Quella canzone, che Kuloskap cantava andando via, diceva: Nemajeechk, numeedich.
C’è un antichissimo canto marinaresco islandese che intona: Nu mo jag, nu mo deg - ora io devo, ora tu devi (partire).
Ma i suoni diventavano sempre più deboli,
e più morbidi in lontananza,
finché alla fine scomparvero.
Considerando i venti da nord-est che soffiano abitualmente sulla Nuova Scozia, è molto probabile che, prima di affrontare l’oceano, la nave di Henry Sinclair abbia bordeggiato l’America del Nord fino alle coste del New England, fermandosi lì per attendere i venti stagionali da ovest, più propizi alla traversata.
Se, come era suo costume, aveva deciso di trascorrere l’attesa esplorando quei luoghi, il suo approdo più probabile è di fronte all’attuale collina di Prospect Hill, nel Massachusetts, venticinque miglia a nord-ovest di Boston; in quanto è la più elevata tra le alture che si vedono dal mare, ed appare facile da scalare, per godere di una visione d’insieme del territorio (c’è anche una leggenda indiana secondo la quale Kuloskap divise la grande montagna di Boston in tre colline).
Tra le memorie sul viaggio di Henry Sinclair che persistono in Scozia, si dice che uno dei Templari che erano con lui morì nella scalata a una grande collina, e lì venne sepolto.

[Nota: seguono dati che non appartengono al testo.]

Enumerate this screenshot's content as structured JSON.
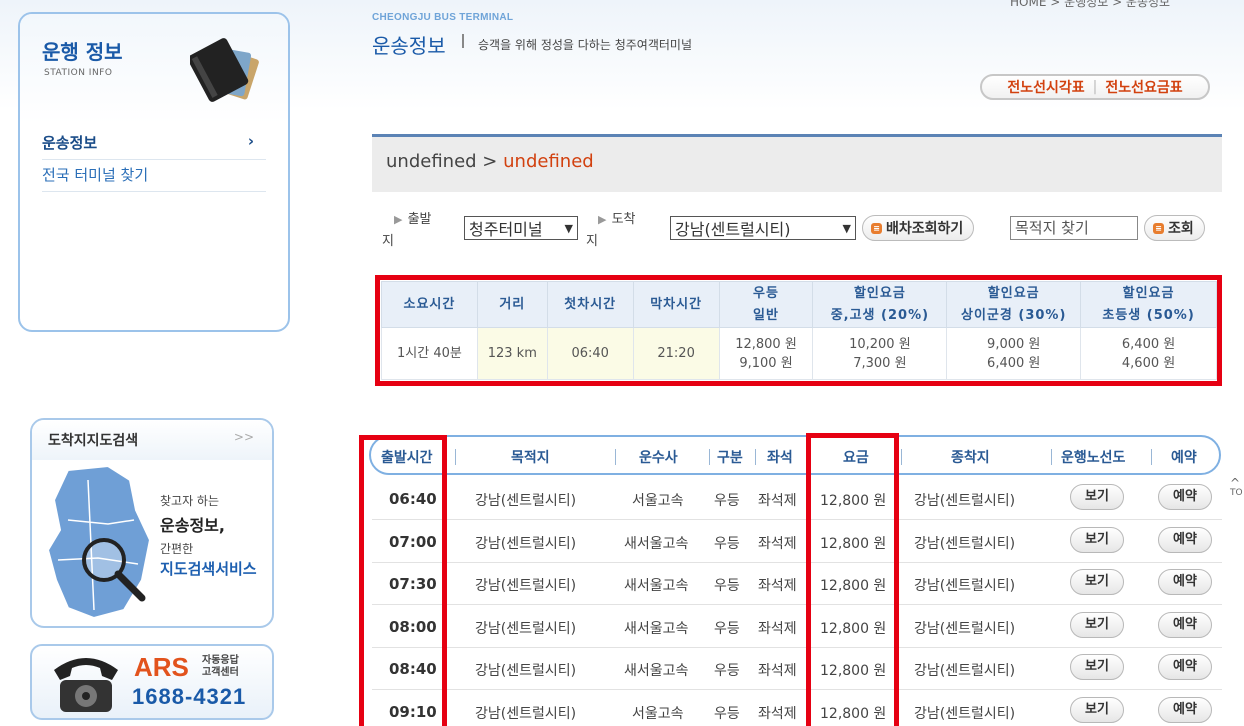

E si trova proprio a Prospect Hill, visibile ancora oggi sebbene danneggiata dal tempo, la famosa rappresentazione di un cavaliere in armatura che impugna una spada, considerata uno dei più cospicui indizi della presenza di europei in America prima di Colombo.
Secondo un etnologo di Cambridge, T. C. Lethbridge, la spada impugnata dal cavaliere sarebbe una claymore scozzese, che fu in uso solo per venticinque anni: dal 1375 al 1400.
Lethbridge affermò anche di avervi identificato gli emblemi araldici (una galea a tre alberi e una testa d’orso tra due stelle) appartenenti alla famiglia Gunn, scozzesi del nord e parenti del primo Sinclair, Earl of Orkney.
Henry Sinclair sarebbe rientrato in Scozia prima della fine del 1399, e perì in battaglia contro gli Inglesi nell’agosto del 1400.